Replacing Mr Corbyn with Sir Keir Starmer was a first step in trying to look a bit more like Mr Blair’s party, rather than Che Guevara’s, but it hasn’t done them much good. Labour, which for Westminster election prospects could normally expect to be about 10 points ahead in the polls at this stage of a Tory government, is still five behind.
There are two main reasons, neither easy to do much about. The first is that there are still too many Corbyn fans: some are basically communists, some are infantile fantasists obsessed with identity politics few people care about, some are anti-semitic, but those are all just different things that the vast majority of the electorate won’t vote for.
Ideally, Sir Keir would just get rid of them, but then he wouldn’t have much of a party left.
The other problem is created just by being the opposition, which few people pay any attention to at the best of times, unless they are political obsessives. And that’s when the opposition can oppose, which the pandemic makes difficult.
Unless your prime interest in life is hating the Tories, you’ll want the government to do well; not for their benefit, but because we’re in a global emergency, and getting health and the economy sorted directly affects all of us. Sir Keir himself, quite sensibly, admits that “most people want the government to succeed”. But that’s jolly bad luck for him.
Even so, I can imagine the UK party making a recovery, if it moves nearer the centre-ground, rids itself of its most obvious loonies and, assuming something like more normal politics returns, waits for the numerous mistakes the government is bound to make. But it will be a long haul.

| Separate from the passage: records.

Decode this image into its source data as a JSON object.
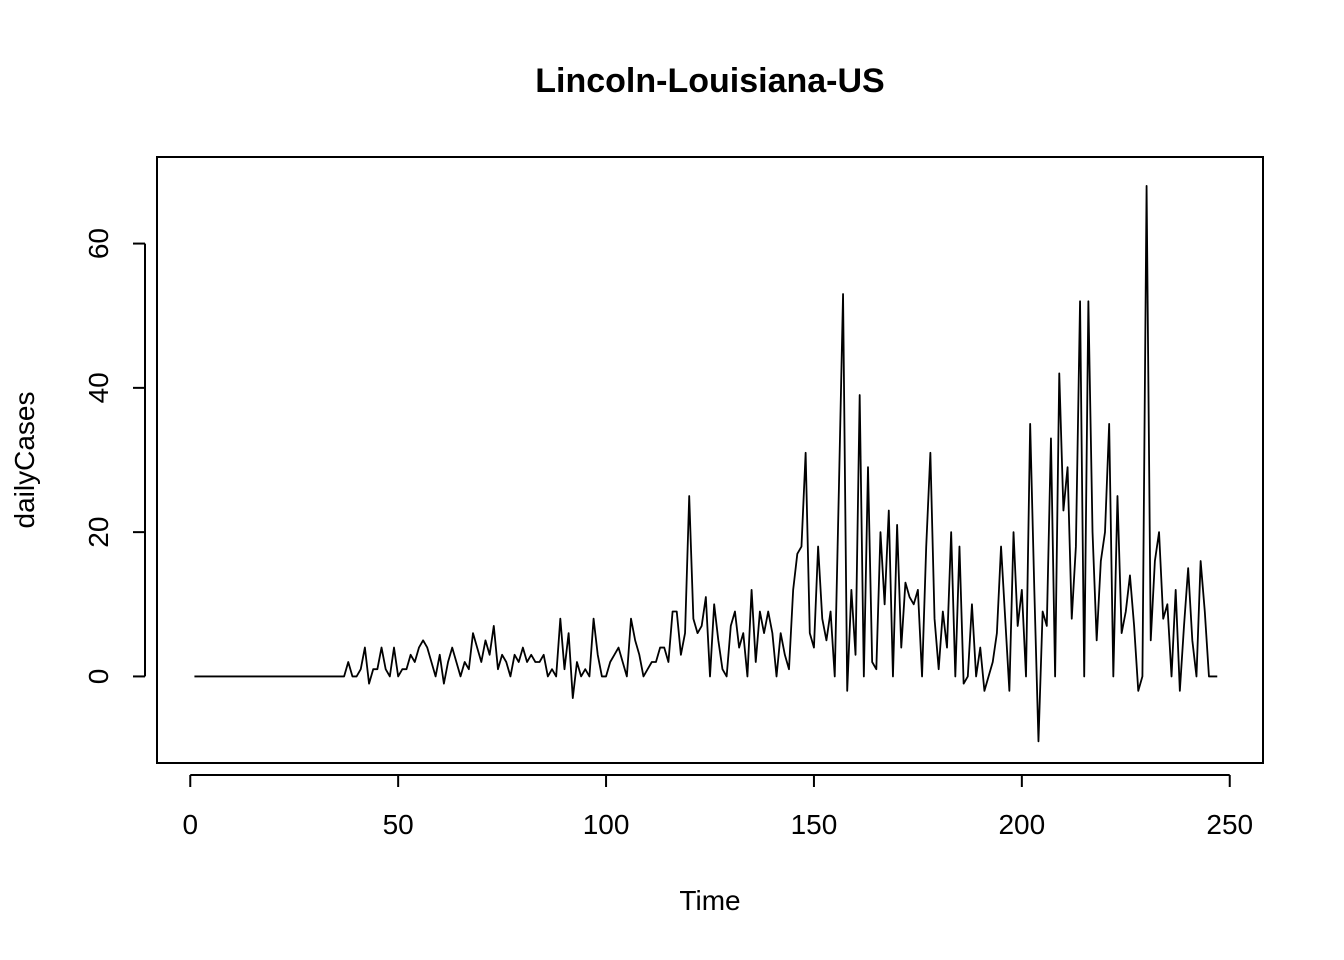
{
  "chart_data": {
    "type": "line",
    "title": "Lincoln-Louisiana-US",
    "xlabel": "Time",
    "ylabel": "dailyCases",
    "xlim": [
      -8,
      258
    ],
    "ylim": [
      -12,
      72
    ],
    "x_ticks": [
      0,
      50,
      100,
      150,
      200,
      250
    ],
    "y_ticks": [
      0,
      20,
      40,
      60
    ],
    "grid": false,
    "line_color": "#000000",
    "x_start": 1,
    "values": [
      0,
      0,
      0,
      0,
      0,
      0,
      0,
      0,
      0,
      0,
      0,
      0,
      0,
      0,
      0,
      0,
      0,
      0,
      0,
      0,
      0,
      0,
      0,
      0,
      0,
      0,
      0,
      0,
      0,
      0,
      0,
      0,
      0,
      0,
      0,
      0,
      0,
      2,
      0,
      0,
      1,
      4,
      -1,
      1,
      1,
      4,
      1,
      0,
      4,
      0,
      1,
      1,
      3,
      2,
      4,
      5,
      4,
      2,
      0,
      3,
      -1,
      2,
      4,
      2,
      0,
      2,
      1,
      6,
      4,
      2,
      5,
      3,
      7,
      1,
      3,
      2,
      0,
      3,
      2,
      4,
      2,
      3,
      2,
      2,
      3,
      0,
      1,
      0,
      8,
      1,
      6,
      -3,
      2,
      0,
      1,
      0,
      8,
      3,
      0,
      0,
      2,
      3,
      4,
      2,
      0,
      8,
      5,
      3,
      0,
      1,
      2,
      2,
      4,
      4,
      2,
      9,
      9,
      3,
      6,
      25,
      8,
      6,
      7,
      11,
      0,
      10,
      5,
      1,
      0,
      7,
      9,
      4,
      6,
      0,
      12,
      2,
      9,
      6,
      9,
      6,
      0,
      6,
      3,
      1,
      12,
      17,
      18,
      31,
      6,
      4,
      18,
      8,
      5,
      9,
      0,
      26,
      53,
      -2,
      12,
      3,
      39,
      0,
      29,
      2,
      1,
      20,
      10,
      23,
      0,
      21,
      4,
      13,
      11,
      10,
      12,
      0,
      18,
      31,
      8,
      1,
      9,
      4,
      20,
      0,
      18,
      -1,
      0,
      10,
      0,
      4,
      -2,
      0,
      2,
      6,
      18,
      8,
      -2,
      20,
      7,
      12,
      0,
      35,
      12,
      -9,
      9,
      7,
      33,
      0,
      42,
      23,
      29,
      8,
      18,
      52,
      0,
      52,
      20,
      5,
      16,
      20,
      35,
      0,
      25,
      6,
      9,
      14,
      7,
      -2,
      0,
      68,
      5,
      16,
      20,
      8,
      10,
      0,
      12,
      -2,
      7,
      15,
      5,
      0,
      16,
      9,
      0,
      0,
      0
    ]
  }
}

So I feel a bit sorry (not that much, obviously) for Sir Keir. The leadership of the Scottish party, with its two dozen MSPs and solitary MP, however, strikes me as even more of a lost cause. The SNP’s current dominance creates numerous difficulties, all of them worse for Labour than any other party.

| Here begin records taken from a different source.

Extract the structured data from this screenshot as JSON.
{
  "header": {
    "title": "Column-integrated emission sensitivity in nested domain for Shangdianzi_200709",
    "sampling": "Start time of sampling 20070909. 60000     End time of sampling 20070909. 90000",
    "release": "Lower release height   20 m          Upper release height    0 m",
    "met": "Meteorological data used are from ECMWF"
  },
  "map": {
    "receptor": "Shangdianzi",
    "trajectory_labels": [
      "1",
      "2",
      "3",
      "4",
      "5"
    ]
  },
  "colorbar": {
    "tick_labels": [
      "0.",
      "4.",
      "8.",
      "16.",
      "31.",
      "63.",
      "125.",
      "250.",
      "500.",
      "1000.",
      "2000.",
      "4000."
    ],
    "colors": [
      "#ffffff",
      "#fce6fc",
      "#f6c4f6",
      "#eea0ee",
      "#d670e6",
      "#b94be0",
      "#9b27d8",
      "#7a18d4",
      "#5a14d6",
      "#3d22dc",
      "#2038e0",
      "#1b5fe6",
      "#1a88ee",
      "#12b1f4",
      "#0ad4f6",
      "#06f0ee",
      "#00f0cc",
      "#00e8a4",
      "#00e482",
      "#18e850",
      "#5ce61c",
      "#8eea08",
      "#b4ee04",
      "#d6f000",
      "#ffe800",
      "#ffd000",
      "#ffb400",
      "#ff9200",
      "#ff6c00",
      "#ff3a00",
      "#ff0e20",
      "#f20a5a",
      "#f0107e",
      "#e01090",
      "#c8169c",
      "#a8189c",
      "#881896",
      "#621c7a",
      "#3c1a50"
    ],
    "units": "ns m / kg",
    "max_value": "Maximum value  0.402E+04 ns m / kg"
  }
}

An obvious one is that lots of SNP voters are former Labour voters. That not only reduces base support but in turn makes the Conservatives the principal opposition. And that makes it more likely that even Labour-minded voters may vote Tory, if their priority is stopping the SNP.
This problem is compounded by the fact that Labour’s stance may be Unionist, but it’s not clear, either in principle or on tactical grounds, whether that cause is better served by devo-max or some other further concession or by resolute opposition to another referendum. The Tories may be misguided in thinking the latter will work, but at least they’ve established which option they’re backing.
Since Labour introduced devolution in order to kill off nationalism, I doubt that more of it is the best weapon against the SNP, but either way the party can’t keep dodging that basic question. But, even if the result of the leadership election makes it a bit clearer, it will do the new leader no good to concentrate on it, either.
The overarching problem is that while the SNP remains strong, independence remains the dominant issue. But Labour cannot obtain a strong electoral showing on that topic, partly because of the Tories, and partly because of their own divisions and lack of conviction.
To do well, they need instead to focus on issues which, on historical precedent, go down well with the Scottish electorate: moderately centre-left policies on the economy, welfare, schools, hospitals and so on. Independence is the elephant in the room, but the new Labour leader may still be better off not mentioning it too much.